The equally cutting-edge cocktail menu, crafted by East Los Angeles-native Aaron Melendrez made with things like mamey custard fruit, pear brandy, and saffron—only furthers this claim. The two represent a growing demographic of young bartenders and cooks who are following their roots and making their mark in LA's restaurant scene while totally caring less if it doesn't categorize under any cuisine label.
Christerna proudly describes himself as a "global, greaser cholo." His mom is from Durango, Mexico; his father from India and Barcelona. He grew up in East LA's underground punk scene and attributes his passion for food and punk rock to "saving his life" from the world of drugs and crime that a lot of other inner-city kids face in that part of town.
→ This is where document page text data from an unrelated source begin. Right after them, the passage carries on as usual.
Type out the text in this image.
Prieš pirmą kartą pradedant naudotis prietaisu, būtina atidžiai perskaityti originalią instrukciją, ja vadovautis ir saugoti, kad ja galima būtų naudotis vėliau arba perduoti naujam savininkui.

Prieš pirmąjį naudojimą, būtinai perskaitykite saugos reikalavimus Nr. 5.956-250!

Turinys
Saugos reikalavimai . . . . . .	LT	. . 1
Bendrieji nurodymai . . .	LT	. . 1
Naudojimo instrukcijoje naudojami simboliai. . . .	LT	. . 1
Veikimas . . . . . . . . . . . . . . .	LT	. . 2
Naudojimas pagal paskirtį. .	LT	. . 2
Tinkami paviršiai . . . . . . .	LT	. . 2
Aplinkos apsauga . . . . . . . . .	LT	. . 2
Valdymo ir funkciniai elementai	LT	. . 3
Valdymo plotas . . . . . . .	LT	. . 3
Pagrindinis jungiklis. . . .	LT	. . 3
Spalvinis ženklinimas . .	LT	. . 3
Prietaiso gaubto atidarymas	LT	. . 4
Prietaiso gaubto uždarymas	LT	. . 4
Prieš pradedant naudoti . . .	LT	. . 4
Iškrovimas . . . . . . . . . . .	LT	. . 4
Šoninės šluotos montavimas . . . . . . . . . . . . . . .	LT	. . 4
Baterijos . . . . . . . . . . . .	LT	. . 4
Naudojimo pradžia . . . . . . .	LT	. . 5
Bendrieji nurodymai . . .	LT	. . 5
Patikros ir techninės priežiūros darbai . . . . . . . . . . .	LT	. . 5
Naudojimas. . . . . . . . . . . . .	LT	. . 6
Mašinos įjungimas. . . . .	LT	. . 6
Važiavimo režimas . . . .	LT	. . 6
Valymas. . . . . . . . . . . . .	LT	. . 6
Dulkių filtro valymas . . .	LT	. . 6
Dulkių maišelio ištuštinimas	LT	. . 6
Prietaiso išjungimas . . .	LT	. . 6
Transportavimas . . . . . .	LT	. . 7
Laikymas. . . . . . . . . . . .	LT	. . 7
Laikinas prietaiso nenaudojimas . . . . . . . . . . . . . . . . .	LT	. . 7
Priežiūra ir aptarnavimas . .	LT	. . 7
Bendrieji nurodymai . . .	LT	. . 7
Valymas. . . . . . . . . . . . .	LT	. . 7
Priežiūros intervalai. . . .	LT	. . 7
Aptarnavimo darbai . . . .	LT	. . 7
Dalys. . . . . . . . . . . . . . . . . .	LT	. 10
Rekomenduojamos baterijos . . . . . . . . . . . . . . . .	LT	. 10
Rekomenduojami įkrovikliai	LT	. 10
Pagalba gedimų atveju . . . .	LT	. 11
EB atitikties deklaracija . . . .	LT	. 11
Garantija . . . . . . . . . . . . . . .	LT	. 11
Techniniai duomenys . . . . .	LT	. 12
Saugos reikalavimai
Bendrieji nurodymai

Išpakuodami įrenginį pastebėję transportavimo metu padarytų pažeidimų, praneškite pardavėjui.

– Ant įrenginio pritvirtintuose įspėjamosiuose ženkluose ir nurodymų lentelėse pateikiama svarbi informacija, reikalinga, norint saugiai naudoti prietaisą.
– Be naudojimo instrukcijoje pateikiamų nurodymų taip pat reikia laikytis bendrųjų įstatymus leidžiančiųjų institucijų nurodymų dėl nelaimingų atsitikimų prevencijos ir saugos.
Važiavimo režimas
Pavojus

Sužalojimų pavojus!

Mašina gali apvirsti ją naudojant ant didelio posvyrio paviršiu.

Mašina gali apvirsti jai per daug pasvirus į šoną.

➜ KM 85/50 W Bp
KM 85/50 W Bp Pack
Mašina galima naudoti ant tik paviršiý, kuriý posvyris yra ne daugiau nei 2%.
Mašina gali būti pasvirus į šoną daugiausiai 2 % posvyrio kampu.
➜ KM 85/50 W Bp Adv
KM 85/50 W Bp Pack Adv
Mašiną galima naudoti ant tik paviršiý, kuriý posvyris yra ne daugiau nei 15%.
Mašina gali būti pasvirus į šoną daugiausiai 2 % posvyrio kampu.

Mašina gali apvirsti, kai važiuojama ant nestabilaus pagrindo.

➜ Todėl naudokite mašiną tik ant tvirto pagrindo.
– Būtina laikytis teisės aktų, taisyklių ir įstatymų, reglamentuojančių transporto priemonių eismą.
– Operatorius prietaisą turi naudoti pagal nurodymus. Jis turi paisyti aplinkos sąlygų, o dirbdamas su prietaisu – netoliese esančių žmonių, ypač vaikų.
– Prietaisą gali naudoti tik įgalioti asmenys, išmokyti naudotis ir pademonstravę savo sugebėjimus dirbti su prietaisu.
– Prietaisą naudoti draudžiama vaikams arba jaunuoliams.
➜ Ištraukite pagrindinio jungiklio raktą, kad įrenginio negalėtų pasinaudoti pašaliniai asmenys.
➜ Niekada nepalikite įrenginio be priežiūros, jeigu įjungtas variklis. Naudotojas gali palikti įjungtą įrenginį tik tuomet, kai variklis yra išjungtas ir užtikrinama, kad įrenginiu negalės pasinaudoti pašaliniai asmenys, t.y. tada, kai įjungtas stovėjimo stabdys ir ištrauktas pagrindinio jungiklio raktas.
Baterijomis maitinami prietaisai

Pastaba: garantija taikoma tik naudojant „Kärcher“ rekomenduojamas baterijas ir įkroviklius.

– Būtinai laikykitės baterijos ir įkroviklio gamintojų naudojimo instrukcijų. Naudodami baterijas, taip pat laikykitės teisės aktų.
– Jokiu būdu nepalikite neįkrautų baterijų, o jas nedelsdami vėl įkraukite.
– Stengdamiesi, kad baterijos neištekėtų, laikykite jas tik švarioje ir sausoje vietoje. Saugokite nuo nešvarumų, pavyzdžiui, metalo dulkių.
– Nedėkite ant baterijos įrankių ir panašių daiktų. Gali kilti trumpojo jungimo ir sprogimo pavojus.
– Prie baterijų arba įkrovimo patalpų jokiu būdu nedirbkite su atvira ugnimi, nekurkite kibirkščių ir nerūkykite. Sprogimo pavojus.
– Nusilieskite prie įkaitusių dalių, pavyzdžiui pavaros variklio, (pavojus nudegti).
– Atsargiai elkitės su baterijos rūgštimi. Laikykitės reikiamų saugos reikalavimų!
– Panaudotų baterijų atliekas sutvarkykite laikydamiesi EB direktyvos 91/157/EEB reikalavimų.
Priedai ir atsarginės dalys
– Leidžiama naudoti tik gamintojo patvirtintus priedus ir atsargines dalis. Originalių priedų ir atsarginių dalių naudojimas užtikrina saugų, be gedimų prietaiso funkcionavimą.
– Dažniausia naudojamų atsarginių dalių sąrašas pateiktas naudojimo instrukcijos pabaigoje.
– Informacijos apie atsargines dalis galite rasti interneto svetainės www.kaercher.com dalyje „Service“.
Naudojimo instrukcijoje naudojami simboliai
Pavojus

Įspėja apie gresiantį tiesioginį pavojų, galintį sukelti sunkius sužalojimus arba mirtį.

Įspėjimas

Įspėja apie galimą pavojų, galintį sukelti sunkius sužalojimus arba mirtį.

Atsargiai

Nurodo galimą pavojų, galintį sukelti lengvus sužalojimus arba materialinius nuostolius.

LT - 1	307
Looking back at living in the heavily gang-infested Wyvernwood housing projects in the Boyle Heights neighborhood during the 90s, he tells me how his friends and family would laugh when he told them that he would own a downtown restaurant one day.
His personal story is an important one that tells the tale of a large demographic of people who found their ways out of the barrios and into food. Today, he still considers his life to be a dream. "Are you kidding me? I'm getting paid to cook? Pinch me now, ese."
This disbelief is probably why he recites the address of his restaurant (1111 Hope Street) with a Twilight Zone-like symbolic undertone. "I'm just a kid from the barrio who got lucky and is living his dream," he says.
Symbolicism is a big theme in his DIY restaurant, where every table is adorned with collages made from old punk rock magazines, plucked right out of an angsty teenager's scrapbook. He's dedicated the bar to Marilyn Monroe, where customers will find pinup posters and her handwritten poems plastered everywhere. "She is a poet, like me with food. I want to honor her."
He's especially proud of the restroom walkway adorned with his own homemade wallpaper comprised of Urban Dictionary print outs. "Slang is the language that I grew up speaking, and I want to share it with that with the rest of the world, too." But out of all of the imagery adorning his establishment, his favorite one is undoubtedly the black and white portrait of his grandparents.
"She used to be a popular singer in Durango and managed to perform alongside Tin Tan and Vicente Fernandez. She still sacrificed everything to come to the US to give us a better life, only to end up living in the projects and taking care of me. Now, when she sees her portrait at my restaurant and feels proud, that means more to me than any sum of money in the world."